Durant le trajet qui séparait Sparte d’Argos, l’armée épirote tomba dans une embuscade, où elle aurait péri tout entière, sans le dévouement des Gaulois qui en formaient l’arrière-garde : le roi eut à déplorer la perte de la plupart de ces braves, et celle de son fils, tué en combattant à leur tête [Ibid. — Justin, XXV]. Ce fut aux deux mille Gaulois qui survécurent à ce désastre que Pyrrhus [273 av. J.-C.], en arrivant à Argos, confia la périlleuse mission de pénétrer, de nuit et les premiers, dans les rues de la ville, par une porte qu’un de ses partisans lui livra. Lui-même s’arrêta près de cette porte, pour surveiller l’introduction de ses éléphants et du reste de son armée. Tout paraissait lui réussir, et, plein d’une confiance immodérée, il faisait bondir son cheval, en poussant des hurlements de joie [Plutarque, in Pyrrho] ; mais ses Gaulois lui répondirent, de loin, par un cri de détresse [Ibid.]. Il les comprit, et, faisant signe à sa cavalerie, il se précipita avec elle à toute bride à travers les rues tortueuses d’Argos, vers le lieu d’où partait le cri. On sait quel fut le résultat de ce combat nocturne et de l’engagement du lendemain ; on sait aussi comment périt, de la main d’une pauvre femme, ce roi dont la mort ne fut pas moins bizarre que la vie. Quant à ses fidèles Gaulois, il est probable que peu d’entre eux sortirent d’Argos sains et saufs ; l’histoire du moins n’en fait plus mention.

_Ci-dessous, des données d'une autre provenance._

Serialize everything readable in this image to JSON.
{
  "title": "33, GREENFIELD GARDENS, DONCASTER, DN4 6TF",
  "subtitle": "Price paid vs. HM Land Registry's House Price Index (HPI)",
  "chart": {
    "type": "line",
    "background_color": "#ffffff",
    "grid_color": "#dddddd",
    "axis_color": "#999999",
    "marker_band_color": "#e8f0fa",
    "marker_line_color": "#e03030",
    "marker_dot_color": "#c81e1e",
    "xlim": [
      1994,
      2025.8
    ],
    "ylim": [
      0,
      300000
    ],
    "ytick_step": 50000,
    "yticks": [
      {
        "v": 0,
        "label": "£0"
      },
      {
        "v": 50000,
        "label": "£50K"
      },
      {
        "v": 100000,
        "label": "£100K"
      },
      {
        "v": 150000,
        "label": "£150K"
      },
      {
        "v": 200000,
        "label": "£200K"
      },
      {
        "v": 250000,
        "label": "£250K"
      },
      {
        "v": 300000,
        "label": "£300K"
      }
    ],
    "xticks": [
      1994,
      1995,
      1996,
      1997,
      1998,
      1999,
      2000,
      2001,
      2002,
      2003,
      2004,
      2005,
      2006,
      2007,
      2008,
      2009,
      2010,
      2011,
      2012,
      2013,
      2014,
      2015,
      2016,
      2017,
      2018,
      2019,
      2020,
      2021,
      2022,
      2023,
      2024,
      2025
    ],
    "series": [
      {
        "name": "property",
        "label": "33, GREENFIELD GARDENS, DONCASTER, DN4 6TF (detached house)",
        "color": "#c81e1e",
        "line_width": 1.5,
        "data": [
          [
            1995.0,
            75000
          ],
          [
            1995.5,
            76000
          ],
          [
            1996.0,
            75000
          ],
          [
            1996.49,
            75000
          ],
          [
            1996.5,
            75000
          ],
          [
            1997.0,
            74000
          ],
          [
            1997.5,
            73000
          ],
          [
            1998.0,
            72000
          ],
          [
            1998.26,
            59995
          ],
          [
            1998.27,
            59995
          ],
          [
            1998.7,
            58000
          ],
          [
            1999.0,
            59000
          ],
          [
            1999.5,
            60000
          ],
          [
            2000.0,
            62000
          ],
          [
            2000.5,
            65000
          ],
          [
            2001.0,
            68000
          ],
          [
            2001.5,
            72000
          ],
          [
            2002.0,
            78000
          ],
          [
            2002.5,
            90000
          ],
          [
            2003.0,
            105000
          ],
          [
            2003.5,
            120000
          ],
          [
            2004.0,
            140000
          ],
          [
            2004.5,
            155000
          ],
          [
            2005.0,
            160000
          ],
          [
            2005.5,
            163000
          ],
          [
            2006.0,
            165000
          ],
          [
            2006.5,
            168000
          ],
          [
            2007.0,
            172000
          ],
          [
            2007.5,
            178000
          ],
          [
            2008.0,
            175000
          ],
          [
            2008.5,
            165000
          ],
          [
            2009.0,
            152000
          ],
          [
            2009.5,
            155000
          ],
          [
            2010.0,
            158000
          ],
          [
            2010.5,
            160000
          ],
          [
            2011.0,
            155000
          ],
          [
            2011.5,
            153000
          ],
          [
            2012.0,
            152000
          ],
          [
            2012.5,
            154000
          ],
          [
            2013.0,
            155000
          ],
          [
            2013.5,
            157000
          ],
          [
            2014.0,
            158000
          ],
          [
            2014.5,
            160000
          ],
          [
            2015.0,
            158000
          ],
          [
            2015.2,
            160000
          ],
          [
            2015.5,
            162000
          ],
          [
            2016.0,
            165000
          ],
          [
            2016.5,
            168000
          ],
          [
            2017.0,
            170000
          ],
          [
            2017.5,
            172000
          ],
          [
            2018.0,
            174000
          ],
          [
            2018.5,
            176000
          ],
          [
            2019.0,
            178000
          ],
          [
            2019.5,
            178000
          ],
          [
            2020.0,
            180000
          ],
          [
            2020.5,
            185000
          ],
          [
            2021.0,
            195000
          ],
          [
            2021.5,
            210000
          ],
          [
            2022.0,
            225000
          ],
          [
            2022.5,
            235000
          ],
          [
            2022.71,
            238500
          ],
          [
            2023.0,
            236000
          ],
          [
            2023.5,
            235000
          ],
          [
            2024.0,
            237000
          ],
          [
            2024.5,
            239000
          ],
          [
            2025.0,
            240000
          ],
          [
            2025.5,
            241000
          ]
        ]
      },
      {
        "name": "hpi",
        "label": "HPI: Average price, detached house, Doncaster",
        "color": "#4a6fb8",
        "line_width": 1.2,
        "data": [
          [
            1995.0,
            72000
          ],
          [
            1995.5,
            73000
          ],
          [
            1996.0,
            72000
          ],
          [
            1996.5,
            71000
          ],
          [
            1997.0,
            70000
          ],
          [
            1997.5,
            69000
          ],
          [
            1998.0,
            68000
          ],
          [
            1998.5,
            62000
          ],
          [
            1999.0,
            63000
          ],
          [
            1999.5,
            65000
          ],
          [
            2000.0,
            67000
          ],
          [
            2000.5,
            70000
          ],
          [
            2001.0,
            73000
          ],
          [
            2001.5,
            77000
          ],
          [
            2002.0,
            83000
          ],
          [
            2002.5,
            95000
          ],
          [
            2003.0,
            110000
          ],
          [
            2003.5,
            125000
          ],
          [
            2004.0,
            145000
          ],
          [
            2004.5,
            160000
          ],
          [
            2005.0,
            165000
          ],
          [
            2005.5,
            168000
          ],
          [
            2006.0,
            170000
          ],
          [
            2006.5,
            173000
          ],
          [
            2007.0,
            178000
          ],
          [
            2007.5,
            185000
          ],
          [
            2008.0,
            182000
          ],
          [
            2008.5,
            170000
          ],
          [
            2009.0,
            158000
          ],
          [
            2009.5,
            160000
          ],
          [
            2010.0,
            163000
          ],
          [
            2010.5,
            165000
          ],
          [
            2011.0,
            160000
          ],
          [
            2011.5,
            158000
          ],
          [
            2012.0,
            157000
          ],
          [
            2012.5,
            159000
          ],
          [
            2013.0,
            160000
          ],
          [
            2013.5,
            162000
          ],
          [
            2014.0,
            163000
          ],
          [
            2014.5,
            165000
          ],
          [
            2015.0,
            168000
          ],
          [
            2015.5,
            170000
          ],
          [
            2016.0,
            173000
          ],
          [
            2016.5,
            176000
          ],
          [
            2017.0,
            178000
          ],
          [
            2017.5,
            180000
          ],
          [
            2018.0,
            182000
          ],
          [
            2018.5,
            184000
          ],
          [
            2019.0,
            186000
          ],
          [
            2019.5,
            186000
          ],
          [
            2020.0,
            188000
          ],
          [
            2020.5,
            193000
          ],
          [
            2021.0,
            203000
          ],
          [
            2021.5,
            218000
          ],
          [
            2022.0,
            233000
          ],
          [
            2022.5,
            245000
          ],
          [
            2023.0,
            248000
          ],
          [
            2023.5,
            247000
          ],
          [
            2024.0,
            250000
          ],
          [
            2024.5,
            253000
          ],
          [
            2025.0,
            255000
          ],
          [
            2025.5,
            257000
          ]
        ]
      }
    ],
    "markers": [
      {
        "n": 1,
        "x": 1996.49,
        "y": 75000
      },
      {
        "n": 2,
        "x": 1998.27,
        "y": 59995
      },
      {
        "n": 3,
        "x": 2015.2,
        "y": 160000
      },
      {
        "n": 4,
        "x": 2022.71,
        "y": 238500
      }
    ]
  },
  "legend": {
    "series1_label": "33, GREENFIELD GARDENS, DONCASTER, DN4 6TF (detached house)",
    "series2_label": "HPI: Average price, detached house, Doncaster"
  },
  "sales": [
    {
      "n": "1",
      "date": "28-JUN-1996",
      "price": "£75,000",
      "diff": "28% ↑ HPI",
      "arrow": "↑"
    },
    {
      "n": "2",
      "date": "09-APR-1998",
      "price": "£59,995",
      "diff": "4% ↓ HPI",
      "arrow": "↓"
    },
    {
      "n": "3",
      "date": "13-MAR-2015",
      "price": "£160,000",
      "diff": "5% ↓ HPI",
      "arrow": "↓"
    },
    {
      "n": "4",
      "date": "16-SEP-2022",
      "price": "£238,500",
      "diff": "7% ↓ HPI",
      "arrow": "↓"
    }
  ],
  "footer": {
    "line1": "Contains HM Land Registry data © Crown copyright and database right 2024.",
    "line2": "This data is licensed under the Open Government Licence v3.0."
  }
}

Divers corps de ce peuple continuèrent à servir dans les interminables querelles des rois grecs [271 av. J.-C.] ; mais ils n’avaient plus de Pyrrhus pour les guider, et leur rôle cessa d’être bien saillant. L’histoire n’a conservé, de toutes leurs actions durant ces guerres, qu’un seul trait, et celui-là méritait en effet de l’être par son caractère d’énergie féroce. Une de leurs bandes, à la solde de Ptolémée Philadelphe, roi d’Égypte, combattait dans le Péloponnèse, contre ce même Antigone, dont il a été question tout à l’heure ; se voyant cernés par une manœuvre des troupes macédoniennes, ils consultèrent les entrailles d’une victime sur l’issue de la bataille qu’ils allaient livrer. Les présages leur étant tout à fait défavorables, ils égorgèrent leurs enfants et leurs femmes ; puis, se jetant l’épée à la main sur la phalange macédonienne, ils se firent tuer tous jusqu’au dernier après avoir jonché la place de cadavres ennemis [Justin, XXVI, 2].

Sur ces entrefaites, éclata dans l’Occident une guerre qui ouvrit aux aventuriers militaires de la Gaule transalpine un débouché commode et abondant. Carthage, ancienne colonie des Tyriens, était alors, dans la Méditerranée, la puissance maritime prépondérante. Ses établissements commerciaux et militaires embrassaient une partie de l’Afrique, l’Espagne, les îles Baléares, la Corse, la Sardaigne et la Sicile. Voisine de la république romaine par ses possessions en Sicile, elle avait tenté de s’immiscer dans les affaires de la Grande Grèce, où Rome dominait et prétendait bien dominer sans partage : ce fut là l’origine de cette lutte si fameuse, et par l’acharnement des deux nations rivales, et par la grandeur des intérêts débattus.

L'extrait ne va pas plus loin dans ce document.